Recently, Red Hat’s change in how they distribute the source code of their distro caught my (and the open source world’s) attention. The Register has an excellent historical summary, and there is an article by Bradley M. Kuhn discussing how this move aligns with the GPL. A few days later, a follow-up blog post by Mike McGrath expressed that he sees no value in downstream rebuilders.
In my opinion, it was CentOS that helped RHEL become the dominant Linux distribution on the planet. Rocky and AlmaLinux are like insurance that will help maintain its dominance. I do not believe this move will make Red Hat (or IBM) more revenue.
Additionally, I believe Red Hat will find it challenging to enforce anything if several of their customers download the source code of a particular package, and then one of those customers passes it on to Rocky or AlmaLinux (Who was it? Who broke the subscription contract?).
We have seen stranger things happen. In 2007, Microsoft and Novell tried to sell you Linux IP licenses. The endless SCO juristic actions lasted from 2003 to at least 2010. Both I barely remember today.

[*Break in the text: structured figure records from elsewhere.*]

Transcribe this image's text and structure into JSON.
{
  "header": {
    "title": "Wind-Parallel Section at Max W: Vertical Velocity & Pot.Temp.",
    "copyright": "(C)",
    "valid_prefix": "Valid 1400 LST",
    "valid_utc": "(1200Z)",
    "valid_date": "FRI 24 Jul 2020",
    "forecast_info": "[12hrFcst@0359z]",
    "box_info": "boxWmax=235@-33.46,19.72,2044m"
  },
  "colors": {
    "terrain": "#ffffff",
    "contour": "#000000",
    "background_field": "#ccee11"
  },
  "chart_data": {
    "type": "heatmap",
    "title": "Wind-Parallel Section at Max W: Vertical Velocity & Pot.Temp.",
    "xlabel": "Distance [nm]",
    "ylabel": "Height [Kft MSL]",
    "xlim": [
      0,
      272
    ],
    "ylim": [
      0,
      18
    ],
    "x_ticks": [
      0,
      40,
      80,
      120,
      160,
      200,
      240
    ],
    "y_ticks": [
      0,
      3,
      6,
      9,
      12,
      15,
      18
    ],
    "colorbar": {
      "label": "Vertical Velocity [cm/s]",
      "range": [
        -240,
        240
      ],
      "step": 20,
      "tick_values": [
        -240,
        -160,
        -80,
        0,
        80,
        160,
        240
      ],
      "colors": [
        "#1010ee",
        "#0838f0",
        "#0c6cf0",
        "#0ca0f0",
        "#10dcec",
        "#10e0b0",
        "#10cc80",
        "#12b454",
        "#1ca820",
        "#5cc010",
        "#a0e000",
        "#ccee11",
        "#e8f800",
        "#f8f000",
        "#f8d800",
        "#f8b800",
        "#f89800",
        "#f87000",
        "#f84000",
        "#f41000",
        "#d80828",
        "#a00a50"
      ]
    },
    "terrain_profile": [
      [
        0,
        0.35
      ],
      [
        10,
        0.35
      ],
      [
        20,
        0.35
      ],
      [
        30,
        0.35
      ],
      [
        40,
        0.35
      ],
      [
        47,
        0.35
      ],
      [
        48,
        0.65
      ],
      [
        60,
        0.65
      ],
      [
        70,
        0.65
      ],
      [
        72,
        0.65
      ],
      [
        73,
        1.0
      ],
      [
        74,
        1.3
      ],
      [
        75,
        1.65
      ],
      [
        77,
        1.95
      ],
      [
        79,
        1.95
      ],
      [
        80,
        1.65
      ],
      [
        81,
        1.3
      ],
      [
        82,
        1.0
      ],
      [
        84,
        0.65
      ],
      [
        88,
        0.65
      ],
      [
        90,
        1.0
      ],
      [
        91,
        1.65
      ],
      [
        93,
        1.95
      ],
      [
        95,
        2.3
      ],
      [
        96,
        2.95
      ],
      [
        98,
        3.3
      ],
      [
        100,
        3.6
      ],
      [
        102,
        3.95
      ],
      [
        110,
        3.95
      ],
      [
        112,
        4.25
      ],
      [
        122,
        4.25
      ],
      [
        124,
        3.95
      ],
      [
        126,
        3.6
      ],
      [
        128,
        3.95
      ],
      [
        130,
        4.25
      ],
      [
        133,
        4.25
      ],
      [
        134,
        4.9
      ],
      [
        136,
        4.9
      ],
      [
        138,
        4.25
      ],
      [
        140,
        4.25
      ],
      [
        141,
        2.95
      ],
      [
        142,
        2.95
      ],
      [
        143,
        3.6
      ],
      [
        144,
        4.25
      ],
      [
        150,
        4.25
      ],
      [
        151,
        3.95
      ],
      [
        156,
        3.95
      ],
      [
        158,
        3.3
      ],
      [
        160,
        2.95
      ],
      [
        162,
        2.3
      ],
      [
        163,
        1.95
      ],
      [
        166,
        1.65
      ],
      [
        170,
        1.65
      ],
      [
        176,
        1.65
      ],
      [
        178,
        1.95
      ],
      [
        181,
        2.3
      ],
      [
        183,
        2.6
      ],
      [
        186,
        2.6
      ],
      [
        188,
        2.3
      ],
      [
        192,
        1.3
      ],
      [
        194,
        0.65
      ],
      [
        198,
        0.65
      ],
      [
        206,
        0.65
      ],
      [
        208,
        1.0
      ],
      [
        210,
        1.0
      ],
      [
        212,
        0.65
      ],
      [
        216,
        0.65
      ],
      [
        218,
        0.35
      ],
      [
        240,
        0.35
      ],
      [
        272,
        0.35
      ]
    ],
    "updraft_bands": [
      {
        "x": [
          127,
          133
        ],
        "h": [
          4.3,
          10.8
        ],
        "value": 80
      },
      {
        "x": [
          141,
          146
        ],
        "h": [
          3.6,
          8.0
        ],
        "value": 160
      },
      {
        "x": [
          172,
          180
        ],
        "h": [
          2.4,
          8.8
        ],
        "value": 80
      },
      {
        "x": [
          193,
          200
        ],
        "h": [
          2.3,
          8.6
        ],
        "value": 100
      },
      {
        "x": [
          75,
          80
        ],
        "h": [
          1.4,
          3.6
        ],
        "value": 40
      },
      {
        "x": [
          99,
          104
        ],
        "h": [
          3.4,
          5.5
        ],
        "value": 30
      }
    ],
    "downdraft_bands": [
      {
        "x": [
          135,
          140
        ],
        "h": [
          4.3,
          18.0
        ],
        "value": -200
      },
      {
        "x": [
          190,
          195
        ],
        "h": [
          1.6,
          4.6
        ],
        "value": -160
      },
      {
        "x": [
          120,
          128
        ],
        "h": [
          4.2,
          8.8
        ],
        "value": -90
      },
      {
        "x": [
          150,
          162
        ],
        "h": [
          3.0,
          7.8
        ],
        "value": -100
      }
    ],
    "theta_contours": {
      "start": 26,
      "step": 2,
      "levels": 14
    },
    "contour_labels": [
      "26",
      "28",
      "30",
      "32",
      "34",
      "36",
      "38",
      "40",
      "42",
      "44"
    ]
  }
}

Maybe this Red Hat move will also be “a thing of the past” soon.
Back in the LINBIT world, I would like to point you in the direction of two new posts on our blog that may be of particular interest to those looking to secure their business data now and in the future.
Our post, ‘Abstracting Persistent Storage Across Environments With LINBIT SDS,’ outlines how using LINSTOR can help your company remain in control of how and where your data is used. Multi-cloud is the new standard for cloud computing, and the flexibility to move storage between clusters is an advantage your organization will likely require sooner than later.
Additionally, ‘The Benefits of Hyperconverged Infrastructure’ is a post that offers readers an excellent overview of HCI while demonstrating the benefits of the system. We invite you to request a demo of LINBIT VSAN, enabling you to see the benefits firsthand.
Regarding software releases, it was very quiet these two weeks. We prepared the existing projects for the recently released Debian Bookworm, and the all-new drbdmon is inching toward its first release.